PYRÉNÉES, CHEMINS DE TRAVERSE
Nota |
QUI est ce pic, ce col, ce couloir, cette brèche ... ? |
Répertoire |
La toponymie des montagnes pyrénéennes est essentiellement orographique et ancestralement pastorale, nos ancêtres pasteurs nommaient plus leur montagne utile, lieux de pacage, de passage et de chasse, que les sommets. Si ce n'est celui de son aspect, le nom d'un sommet, pouvant parfois différer selon les versants, est bien souvent issu du nom d'un lieu qu'il domine. [1]
Il a parfois été baptisé voire rebaptisé d'un anthroponyme avec une certaine forme d'appropriation, certes compréhensible à l'époque des explorateurs, découvreurs et ouvreurs mais nettement moins justifiée plus récemment. J'ai essayé de relater brièvement mais le plus justement possible (références à l'appui bien évidemment) les raisons et les circonstances de ces "baptêmes".

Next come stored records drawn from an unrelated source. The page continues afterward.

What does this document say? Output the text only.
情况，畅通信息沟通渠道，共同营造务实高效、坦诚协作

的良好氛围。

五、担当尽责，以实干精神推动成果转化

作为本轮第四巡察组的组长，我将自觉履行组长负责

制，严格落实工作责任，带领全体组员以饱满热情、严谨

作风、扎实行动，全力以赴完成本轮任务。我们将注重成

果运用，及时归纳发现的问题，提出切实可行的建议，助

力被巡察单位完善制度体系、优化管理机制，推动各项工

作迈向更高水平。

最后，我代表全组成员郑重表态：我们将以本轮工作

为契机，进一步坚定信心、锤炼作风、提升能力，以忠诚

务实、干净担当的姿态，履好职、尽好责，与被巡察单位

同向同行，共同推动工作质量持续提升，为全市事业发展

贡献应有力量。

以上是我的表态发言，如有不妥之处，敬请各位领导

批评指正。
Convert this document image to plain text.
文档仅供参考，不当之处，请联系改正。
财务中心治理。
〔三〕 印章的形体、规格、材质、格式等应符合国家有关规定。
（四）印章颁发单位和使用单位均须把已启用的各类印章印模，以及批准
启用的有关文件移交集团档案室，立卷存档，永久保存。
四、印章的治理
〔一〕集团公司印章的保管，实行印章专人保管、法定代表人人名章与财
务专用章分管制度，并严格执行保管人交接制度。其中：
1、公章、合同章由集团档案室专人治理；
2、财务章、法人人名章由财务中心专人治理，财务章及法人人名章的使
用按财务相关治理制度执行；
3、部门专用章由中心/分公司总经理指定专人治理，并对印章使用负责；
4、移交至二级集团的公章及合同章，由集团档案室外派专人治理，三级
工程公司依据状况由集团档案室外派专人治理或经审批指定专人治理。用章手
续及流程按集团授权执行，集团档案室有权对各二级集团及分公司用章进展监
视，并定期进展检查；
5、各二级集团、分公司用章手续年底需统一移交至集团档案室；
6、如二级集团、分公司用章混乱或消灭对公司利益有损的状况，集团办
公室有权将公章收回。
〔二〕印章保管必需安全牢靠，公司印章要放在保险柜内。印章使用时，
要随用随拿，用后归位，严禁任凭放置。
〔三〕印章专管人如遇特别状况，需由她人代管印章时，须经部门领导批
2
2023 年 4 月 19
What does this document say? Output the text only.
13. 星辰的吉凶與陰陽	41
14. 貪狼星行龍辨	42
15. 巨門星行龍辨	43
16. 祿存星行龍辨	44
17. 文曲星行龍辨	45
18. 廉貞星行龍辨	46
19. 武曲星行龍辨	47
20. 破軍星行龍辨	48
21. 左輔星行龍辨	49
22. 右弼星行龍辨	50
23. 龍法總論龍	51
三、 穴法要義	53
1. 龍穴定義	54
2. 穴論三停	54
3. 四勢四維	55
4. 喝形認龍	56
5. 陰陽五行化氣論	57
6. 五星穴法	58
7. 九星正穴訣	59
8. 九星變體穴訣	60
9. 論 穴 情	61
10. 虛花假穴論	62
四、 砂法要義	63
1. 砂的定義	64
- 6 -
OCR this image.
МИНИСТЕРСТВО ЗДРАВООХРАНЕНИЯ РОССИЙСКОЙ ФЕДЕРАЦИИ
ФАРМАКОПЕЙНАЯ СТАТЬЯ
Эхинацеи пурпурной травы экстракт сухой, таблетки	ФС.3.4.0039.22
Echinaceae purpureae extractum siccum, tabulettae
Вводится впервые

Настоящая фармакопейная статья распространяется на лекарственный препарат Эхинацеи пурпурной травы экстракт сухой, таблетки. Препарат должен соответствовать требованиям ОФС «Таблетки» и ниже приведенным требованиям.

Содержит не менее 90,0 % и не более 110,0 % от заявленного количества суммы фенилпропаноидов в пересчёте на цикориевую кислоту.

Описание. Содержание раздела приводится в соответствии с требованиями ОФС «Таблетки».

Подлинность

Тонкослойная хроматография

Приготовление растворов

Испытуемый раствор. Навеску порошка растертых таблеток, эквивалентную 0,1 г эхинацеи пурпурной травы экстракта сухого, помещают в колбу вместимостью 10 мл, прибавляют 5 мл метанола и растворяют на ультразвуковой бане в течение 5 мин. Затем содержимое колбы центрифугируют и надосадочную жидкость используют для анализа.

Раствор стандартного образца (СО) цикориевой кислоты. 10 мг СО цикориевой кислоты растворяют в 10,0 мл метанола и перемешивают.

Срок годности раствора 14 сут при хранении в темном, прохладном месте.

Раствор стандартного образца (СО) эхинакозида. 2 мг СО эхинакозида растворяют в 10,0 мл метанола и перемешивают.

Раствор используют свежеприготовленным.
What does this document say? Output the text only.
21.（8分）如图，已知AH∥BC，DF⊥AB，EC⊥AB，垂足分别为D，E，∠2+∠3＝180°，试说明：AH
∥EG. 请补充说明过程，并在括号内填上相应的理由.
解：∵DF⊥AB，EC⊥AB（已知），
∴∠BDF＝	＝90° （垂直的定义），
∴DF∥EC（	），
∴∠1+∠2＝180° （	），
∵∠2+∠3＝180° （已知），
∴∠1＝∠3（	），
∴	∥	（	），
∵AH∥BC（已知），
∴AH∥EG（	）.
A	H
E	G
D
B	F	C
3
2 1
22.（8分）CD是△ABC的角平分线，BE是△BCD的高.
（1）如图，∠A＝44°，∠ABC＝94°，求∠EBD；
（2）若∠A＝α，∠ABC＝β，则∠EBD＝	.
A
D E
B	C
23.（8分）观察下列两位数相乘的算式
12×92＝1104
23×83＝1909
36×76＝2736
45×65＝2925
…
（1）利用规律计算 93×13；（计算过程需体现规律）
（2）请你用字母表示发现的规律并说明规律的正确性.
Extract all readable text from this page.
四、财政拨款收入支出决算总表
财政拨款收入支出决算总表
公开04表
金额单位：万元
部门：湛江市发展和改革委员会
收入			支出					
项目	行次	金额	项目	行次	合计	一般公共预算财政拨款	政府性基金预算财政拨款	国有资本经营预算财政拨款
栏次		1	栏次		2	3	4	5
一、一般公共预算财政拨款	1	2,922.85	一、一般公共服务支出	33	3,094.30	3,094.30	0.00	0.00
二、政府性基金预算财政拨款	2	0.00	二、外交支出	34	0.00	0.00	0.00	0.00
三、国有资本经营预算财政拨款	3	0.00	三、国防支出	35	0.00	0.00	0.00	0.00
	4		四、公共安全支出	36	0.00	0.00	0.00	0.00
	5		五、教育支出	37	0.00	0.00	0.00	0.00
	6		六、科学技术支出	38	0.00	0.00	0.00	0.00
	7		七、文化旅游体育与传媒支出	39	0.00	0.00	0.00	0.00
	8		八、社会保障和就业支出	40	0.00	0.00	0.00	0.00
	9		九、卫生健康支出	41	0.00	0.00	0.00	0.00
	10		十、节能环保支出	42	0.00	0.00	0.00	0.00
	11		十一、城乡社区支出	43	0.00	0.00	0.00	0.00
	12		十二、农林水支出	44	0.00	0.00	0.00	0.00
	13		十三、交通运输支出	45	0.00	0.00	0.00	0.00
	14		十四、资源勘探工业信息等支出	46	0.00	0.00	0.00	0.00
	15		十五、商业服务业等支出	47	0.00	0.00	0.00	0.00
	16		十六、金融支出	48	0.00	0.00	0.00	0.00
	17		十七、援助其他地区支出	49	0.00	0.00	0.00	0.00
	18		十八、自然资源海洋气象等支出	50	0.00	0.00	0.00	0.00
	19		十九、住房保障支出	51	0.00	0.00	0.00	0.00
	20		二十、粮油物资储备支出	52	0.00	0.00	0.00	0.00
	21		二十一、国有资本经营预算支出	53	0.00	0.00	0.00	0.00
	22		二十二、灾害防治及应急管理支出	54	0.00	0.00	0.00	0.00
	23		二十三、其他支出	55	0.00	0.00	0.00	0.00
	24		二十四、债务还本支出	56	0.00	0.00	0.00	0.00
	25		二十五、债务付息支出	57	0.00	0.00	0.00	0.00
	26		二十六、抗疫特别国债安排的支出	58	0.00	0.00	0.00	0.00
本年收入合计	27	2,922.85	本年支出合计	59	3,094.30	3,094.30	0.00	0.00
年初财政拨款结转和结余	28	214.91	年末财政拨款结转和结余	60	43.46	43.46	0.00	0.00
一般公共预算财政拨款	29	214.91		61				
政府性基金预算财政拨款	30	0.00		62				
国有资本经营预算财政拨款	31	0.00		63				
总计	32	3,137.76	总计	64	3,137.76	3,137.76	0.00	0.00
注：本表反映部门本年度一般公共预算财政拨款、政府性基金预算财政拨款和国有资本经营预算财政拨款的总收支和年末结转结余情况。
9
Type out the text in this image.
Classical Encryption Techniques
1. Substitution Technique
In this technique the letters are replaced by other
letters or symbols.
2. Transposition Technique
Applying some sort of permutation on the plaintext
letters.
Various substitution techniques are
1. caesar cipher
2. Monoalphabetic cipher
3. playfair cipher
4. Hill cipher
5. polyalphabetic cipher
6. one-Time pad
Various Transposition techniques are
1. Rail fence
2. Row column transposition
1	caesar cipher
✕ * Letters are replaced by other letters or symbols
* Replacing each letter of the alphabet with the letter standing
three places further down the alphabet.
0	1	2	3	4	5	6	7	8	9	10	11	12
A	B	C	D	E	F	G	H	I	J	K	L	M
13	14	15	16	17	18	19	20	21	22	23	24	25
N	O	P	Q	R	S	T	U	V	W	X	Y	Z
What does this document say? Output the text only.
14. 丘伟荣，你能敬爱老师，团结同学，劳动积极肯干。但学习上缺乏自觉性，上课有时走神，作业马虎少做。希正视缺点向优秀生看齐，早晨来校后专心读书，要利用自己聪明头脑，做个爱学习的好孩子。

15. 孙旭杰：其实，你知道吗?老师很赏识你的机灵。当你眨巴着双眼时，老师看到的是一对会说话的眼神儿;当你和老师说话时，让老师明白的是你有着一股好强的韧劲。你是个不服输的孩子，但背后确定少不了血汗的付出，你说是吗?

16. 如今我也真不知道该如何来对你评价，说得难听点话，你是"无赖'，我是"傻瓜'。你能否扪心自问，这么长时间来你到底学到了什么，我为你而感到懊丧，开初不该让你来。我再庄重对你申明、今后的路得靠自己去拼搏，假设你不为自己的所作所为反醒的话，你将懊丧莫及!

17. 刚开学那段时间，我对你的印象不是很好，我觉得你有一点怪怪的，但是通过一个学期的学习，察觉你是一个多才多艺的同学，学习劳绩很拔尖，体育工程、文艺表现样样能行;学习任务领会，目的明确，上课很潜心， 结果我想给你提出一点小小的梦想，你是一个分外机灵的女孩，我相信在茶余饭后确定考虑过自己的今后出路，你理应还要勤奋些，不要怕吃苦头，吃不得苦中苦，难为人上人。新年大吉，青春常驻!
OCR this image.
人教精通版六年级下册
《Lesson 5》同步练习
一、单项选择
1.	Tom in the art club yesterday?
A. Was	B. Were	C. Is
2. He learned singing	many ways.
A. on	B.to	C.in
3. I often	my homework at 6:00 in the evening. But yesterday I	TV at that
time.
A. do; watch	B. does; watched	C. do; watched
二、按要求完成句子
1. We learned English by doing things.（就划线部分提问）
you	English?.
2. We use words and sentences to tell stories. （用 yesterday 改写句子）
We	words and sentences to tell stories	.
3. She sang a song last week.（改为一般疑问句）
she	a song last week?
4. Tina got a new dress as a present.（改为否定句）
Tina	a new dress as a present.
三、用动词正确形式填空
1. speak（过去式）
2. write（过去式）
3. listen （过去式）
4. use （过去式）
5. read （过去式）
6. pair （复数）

Coté français, les procès-verbaux de délimitation des communes et les plans cadastraux (issus de la loi du 15 septembre 1807) donnent de précieuses informations sur la toponymie locale (plus ou moins francisée) trop souvent ignorées des cartographes et Pyrénéistes.
Ce répertoire proche de trois cents anthropotoponymes que je ne prétends ni exhaustif, ni parfait, ni définitif, traite des lieux de montagne sur les deux versants de la chaîne pyrénéenne ayant reçu le nom d'une personne ou y faisant allusion, guides parfois, pyrénéiste dans la majorité des cas, leur biographie n'y étant cependant pas développée. Il est limité aux points particuliers du relief (donc exempt des "Voie Untel"). J'y ai intégré quelques noms éphémères, inusités ou peu connus ainsi que quelques vrais-faux anthropotoponymes.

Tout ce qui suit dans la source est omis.